Nemerov, Howard (1920–), after graduation from Harvard and service as a pilot in World War II became a teacher of English at Bennington, Brandeis, and Washington University, St. Louis. His fiction includes
The Melodramatists (1949), a satirical portrait of a Boston family's inabilities to find a meaningful way of life;
Federigo, or The Power of Love (1954), a comedy;
The Homecoming Game (1957), a satire about a professor failing a star football player, dramatized by Howard Lindsay and Russel Crouse as
Tall Story (1959); and
A Commodity of Dreams (1959), stories.

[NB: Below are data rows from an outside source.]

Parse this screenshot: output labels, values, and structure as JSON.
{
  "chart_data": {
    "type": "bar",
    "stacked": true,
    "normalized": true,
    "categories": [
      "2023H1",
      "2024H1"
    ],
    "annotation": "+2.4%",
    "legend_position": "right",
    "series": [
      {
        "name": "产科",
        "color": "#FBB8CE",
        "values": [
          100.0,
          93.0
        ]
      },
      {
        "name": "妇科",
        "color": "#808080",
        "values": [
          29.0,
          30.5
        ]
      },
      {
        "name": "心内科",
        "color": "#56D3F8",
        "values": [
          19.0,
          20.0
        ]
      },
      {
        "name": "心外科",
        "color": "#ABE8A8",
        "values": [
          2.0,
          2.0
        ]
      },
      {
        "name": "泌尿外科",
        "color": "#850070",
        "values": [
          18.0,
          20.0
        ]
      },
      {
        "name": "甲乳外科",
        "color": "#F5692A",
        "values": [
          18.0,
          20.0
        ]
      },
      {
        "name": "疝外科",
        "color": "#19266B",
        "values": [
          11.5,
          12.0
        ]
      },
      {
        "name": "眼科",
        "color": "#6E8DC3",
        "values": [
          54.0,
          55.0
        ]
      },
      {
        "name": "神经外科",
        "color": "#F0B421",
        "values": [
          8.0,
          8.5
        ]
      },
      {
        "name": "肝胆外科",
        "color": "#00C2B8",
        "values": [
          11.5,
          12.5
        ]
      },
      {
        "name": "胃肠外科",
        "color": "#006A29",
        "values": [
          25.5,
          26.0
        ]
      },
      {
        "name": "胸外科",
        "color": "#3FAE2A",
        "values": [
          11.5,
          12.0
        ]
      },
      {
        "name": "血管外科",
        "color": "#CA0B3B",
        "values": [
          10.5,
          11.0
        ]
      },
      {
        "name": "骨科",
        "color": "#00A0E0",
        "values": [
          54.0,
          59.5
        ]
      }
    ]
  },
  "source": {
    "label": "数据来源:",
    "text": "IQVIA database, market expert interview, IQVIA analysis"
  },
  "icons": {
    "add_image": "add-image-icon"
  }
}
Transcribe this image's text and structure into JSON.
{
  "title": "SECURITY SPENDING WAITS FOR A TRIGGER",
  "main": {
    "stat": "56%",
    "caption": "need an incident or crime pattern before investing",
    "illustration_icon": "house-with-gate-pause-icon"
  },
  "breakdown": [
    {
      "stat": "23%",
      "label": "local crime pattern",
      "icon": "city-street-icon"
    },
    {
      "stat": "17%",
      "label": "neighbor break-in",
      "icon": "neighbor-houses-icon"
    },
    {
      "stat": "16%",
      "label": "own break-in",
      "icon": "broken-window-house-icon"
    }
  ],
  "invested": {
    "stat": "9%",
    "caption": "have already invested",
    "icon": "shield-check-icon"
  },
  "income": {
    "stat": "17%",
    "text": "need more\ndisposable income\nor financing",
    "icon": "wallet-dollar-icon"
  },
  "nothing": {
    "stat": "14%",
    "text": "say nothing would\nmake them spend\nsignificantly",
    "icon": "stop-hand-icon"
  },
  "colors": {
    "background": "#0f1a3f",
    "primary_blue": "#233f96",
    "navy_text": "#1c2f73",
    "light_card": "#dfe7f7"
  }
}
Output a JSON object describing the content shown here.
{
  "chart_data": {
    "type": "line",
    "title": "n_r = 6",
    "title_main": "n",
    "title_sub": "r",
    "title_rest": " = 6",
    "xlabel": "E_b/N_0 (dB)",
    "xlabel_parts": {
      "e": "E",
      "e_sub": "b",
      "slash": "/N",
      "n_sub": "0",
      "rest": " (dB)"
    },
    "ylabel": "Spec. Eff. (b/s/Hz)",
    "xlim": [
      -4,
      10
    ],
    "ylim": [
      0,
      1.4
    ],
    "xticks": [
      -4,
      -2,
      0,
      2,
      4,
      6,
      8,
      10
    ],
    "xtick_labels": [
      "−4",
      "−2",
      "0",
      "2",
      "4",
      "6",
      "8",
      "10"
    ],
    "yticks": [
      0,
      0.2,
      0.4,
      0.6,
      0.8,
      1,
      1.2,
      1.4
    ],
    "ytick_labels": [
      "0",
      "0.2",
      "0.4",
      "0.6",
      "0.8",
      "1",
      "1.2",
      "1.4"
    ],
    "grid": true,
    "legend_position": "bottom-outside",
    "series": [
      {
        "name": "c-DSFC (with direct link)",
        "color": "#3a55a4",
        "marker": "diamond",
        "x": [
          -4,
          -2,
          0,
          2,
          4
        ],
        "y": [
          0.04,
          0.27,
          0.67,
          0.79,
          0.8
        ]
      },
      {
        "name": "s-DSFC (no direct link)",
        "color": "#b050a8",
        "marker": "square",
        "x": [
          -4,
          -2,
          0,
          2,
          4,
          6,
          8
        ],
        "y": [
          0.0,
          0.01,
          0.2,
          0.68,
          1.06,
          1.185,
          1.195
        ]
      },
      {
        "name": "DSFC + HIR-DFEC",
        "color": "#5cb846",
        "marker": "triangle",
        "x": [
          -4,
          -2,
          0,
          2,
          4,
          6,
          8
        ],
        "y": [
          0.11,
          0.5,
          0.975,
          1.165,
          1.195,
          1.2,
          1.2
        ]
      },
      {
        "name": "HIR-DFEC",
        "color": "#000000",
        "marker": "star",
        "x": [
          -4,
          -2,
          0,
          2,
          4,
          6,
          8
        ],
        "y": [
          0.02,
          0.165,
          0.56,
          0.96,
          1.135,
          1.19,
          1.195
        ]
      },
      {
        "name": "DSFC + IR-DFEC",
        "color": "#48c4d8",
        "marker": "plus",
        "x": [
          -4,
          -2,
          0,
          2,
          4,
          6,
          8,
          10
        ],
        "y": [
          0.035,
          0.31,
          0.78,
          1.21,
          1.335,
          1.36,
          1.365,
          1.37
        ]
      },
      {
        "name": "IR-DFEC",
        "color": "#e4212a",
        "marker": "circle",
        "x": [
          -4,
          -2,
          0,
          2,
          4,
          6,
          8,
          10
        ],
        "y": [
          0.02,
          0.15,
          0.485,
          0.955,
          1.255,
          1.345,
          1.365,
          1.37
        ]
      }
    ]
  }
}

His well‐wrought poetry has been collected in
Image and the Law (1947),
Guide to the Ruins (1950),
The Salt Garden (1955),
Mirrors and Windows (1958);
The Next Room of the Dream (1964), including two verse plays with Biblical themes;
The Blue Swallows (1967);
Gnomes & Occasions (1973), epigrammatic works;
The Western Approaches (1976);
Collected Poems (1977), for which he won a Pulitzer Prize, a National Book Award, and in 1980 a Bollingen Prize;
Inside the Onion (1984); and
War Stories (1987). His essays appear in
Poetry and Fiction (1963);
Journal of the Fictive Life (1966), a psychological inquiry into the creative process;
Reflections on Poetry and Poetics (1972);
Figures of Thought (1978);
New and Selected Essays (1985), introduced by Kenneth Burke; and
The Oak in the Acorn (1987), lectures delivered at Brandeis University. He was awarded a National Medal of Arts (1987) and named the nation's Poet Laureate in 1988.